Mengele, un criminel symbolique

Olivier Guez,  photo: Claude Truong-Ngoc,  CC BY-SA 3.0
Après la Seconde Guerre mondiale, plusieurs grands criminels nazis, dont Adolf Eichmann, ont réussi à échapper à la justice et se sont réfugiés en Amérique latine. C’est donc en Argentine et au Brésil qu’Olivier Guez a cherché les traces de Josef Mengele :

« Cela faisait longtemps que je voulais d’écrire l’histoire d’un criminel d’après-guerre, parce que l’histoire ne s’arrête pas au 8 mai 1945, à la fin de la Seconde Guerre mondiale. Ces gens continuent de vivre et Mengele est un criminel symbolique. Son nom évoque les pires horreurs de la Seconde Guerre mondiale. Si le nom de Mengele est généralement associé à Auschwitz et que le grand public le connaît à peu près, on ne sait pas en revanche quel a été son destin après la guerre. Or, cet homme a vécu encore très longtemps, jusqu’en 1979. Il n’a jamais été arrêté, n’a jamais été jugé et j’ai donc voulu savoir ce qu’il avait fait pendant ces trente années en Amérique du Sud, qui l’a aidé à partir là-bas, qui l’a aidé sur place, pourquoi il n’a pas été arrêté, qu’a fait le Mossad, qu’a fait le service secret allemand, la CIA, Simon Wiesenthal. J’ai voulu explorer le mystère du Mengele d’après-guerre. »

Revisiter les lieux

Olivier Guez a lu de nombreux livres sur Mengele, dont les biographies sérieuses qui sont sorties notamment dans les années 1980 et des travaux universitaires. Ce qui était très important pour lui, c’était de revisiter la géographie et la topographie des lieux où s’est déroulée la vie du médecin surnommé l’Ange de la mort :

Photo: Le Livre de Poche
« Je suis allé à Günzburg, sa ville natale.

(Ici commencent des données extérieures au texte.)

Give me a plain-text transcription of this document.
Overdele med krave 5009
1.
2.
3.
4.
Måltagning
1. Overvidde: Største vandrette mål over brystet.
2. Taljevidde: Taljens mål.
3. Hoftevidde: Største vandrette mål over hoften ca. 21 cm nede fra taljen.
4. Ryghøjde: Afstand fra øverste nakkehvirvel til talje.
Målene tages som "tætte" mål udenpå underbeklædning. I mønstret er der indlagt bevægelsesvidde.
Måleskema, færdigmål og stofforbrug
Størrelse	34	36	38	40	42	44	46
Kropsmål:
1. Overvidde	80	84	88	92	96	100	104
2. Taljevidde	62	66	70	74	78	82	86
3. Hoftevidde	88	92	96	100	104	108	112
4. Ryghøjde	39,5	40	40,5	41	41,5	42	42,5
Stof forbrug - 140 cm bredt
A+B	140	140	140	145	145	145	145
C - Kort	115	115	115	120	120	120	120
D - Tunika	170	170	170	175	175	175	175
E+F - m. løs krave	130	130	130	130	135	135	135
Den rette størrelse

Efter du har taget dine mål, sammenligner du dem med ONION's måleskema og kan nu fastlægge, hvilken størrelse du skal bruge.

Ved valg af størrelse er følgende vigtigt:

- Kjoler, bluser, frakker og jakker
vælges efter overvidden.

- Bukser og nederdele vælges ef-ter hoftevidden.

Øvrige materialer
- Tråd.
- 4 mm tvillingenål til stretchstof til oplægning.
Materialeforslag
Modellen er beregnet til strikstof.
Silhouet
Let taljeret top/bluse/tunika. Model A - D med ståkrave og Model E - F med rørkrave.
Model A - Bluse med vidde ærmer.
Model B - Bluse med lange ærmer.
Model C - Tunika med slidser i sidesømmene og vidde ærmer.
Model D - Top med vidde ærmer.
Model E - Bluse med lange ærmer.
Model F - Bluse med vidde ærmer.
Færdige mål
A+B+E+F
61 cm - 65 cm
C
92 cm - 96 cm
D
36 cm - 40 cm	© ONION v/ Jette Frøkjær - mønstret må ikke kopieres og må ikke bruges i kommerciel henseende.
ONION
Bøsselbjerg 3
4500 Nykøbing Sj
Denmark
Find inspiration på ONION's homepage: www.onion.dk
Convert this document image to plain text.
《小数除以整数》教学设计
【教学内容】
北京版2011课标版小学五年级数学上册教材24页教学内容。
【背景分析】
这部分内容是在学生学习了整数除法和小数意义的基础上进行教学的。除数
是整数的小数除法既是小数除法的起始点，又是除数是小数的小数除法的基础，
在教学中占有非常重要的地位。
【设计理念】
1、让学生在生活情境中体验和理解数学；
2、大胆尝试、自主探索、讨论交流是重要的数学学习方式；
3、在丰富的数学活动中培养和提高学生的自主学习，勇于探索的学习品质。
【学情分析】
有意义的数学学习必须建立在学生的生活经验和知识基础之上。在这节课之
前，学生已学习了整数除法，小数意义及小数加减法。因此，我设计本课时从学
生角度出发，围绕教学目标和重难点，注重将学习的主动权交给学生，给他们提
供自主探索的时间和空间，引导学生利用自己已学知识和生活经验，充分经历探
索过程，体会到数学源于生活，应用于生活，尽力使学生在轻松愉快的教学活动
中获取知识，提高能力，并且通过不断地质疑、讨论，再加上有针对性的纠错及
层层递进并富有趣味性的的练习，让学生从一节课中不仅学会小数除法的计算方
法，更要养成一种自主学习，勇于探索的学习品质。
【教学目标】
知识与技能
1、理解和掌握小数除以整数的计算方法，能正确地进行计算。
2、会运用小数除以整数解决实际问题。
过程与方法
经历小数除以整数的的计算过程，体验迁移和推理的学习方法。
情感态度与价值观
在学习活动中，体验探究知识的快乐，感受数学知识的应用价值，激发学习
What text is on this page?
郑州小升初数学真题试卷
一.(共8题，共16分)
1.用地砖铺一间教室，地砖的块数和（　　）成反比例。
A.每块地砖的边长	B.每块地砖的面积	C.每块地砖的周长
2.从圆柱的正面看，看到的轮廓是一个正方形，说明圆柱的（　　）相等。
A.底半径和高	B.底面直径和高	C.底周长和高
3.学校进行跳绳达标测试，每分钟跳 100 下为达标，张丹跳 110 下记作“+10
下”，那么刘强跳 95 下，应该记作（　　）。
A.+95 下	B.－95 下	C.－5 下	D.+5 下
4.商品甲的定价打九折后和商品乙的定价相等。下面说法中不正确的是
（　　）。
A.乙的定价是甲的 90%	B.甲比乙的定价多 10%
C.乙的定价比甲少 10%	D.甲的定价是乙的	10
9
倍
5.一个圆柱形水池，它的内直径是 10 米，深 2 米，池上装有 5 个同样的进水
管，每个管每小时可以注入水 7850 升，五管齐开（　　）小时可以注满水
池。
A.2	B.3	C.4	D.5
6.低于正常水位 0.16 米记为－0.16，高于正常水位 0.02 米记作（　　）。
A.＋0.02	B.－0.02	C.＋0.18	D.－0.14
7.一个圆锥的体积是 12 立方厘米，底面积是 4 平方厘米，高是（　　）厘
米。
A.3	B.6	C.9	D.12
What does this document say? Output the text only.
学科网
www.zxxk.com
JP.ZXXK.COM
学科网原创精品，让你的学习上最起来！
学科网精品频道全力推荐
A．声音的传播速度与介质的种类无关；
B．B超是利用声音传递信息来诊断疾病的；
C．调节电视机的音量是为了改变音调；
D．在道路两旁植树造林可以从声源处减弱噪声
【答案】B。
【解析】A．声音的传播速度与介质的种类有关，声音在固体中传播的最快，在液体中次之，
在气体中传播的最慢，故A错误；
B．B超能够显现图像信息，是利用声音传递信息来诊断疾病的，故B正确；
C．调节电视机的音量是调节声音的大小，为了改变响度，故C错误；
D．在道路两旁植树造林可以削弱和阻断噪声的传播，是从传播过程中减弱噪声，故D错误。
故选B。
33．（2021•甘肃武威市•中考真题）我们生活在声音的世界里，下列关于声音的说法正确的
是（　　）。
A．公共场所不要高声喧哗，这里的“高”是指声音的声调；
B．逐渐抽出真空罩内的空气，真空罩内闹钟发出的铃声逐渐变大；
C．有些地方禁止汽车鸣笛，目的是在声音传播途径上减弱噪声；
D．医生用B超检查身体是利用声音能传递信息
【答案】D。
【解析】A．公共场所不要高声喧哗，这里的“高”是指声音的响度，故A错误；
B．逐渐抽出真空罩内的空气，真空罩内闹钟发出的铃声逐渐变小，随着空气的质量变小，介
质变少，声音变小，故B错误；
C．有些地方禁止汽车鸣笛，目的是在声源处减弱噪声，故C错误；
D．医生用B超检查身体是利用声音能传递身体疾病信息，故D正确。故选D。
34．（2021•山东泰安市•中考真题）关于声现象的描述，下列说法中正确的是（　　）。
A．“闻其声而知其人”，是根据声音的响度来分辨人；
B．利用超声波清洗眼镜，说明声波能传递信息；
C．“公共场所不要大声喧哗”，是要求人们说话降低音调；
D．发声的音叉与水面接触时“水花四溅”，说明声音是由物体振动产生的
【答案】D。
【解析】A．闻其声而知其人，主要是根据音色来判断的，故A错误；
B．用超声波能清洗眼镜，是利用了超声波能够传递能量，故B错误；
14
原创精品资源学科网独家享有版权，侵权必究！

Je suis allé à Buenos Aires où il a vécu pendant presque dix ans. J’ai revisité tous les lieux où il a vécu mais aussi les lieux où les nazis se retrouvaient. Par exemple, un certain nombre de ses restaurants existent toujours. Je suis allé en Patagonie et au Brésil où j’ai retrouvé notamment la ferme où il a vécu pendant presque dix ans avec une famille de Hongrois. Et à partir de cette quantité d’informations j’ai composé le roman vrai de sa vie en Amérique du Sud. C’est la véritable histoire de Mengele en Amérique du Sud, mais écrite comme un texte littéraire, comme un roman. »

Si Olivier Guez conçoit Josef Mengele comme un homme méchant, il ne pense cependant pas que si ce médecin de la mort était né trente ans plus tôt ou trente ans plus tard, il aurait massacré des innocents comme il l’a fait durant la guerre :

« Je pense que c’est un homme qui est porté par le nazisme, en fait, et qui va se servir du nazisme pour avancer ses petits pions et faire avancer sa carrière. Et c’est pour cette raison qu’il va à Auschwitz. Il va devenir professeur d’université et considère que faire des expériences sur des hommes accélèrera ses recherches sur les jumeaux bien plus que de travailler sur des rats. Mais ce qui est assez étonnant, c’est qu’il n’est plus rien après la guerre. Il n’est rien avant la guerre et n’est plus rien non plus après la guerre. C’est donc un opportuniste qui ne pense qu’à lui. C’est un homme qui n’a jamais été capable d’aimer qui que ce soit, de donner quoi que ce soit.

Le triage à Auschwitz | Photo: Yad Vashem,  public domain
« Il est aussi le reflet de cette génération d’Allemands nés au début du XXe siècle qui veut détruire l’ancien système. Très nationaliste jusqu’au bout, il se considère comme un soldat de la biologie allemande. Et puis, dernière chose très importante, c’est un véritable médecin nazi. Je pense qu’on a oublié ce qu’était un médecin nazi. C’est un médecin qui est censé soigner le peuple et non pas les individus. Au nom de la santé du peuple on peut pratiquer toutes sortes d’expériences possibles et inimaginables sur des individus considérés comme inférieurs. »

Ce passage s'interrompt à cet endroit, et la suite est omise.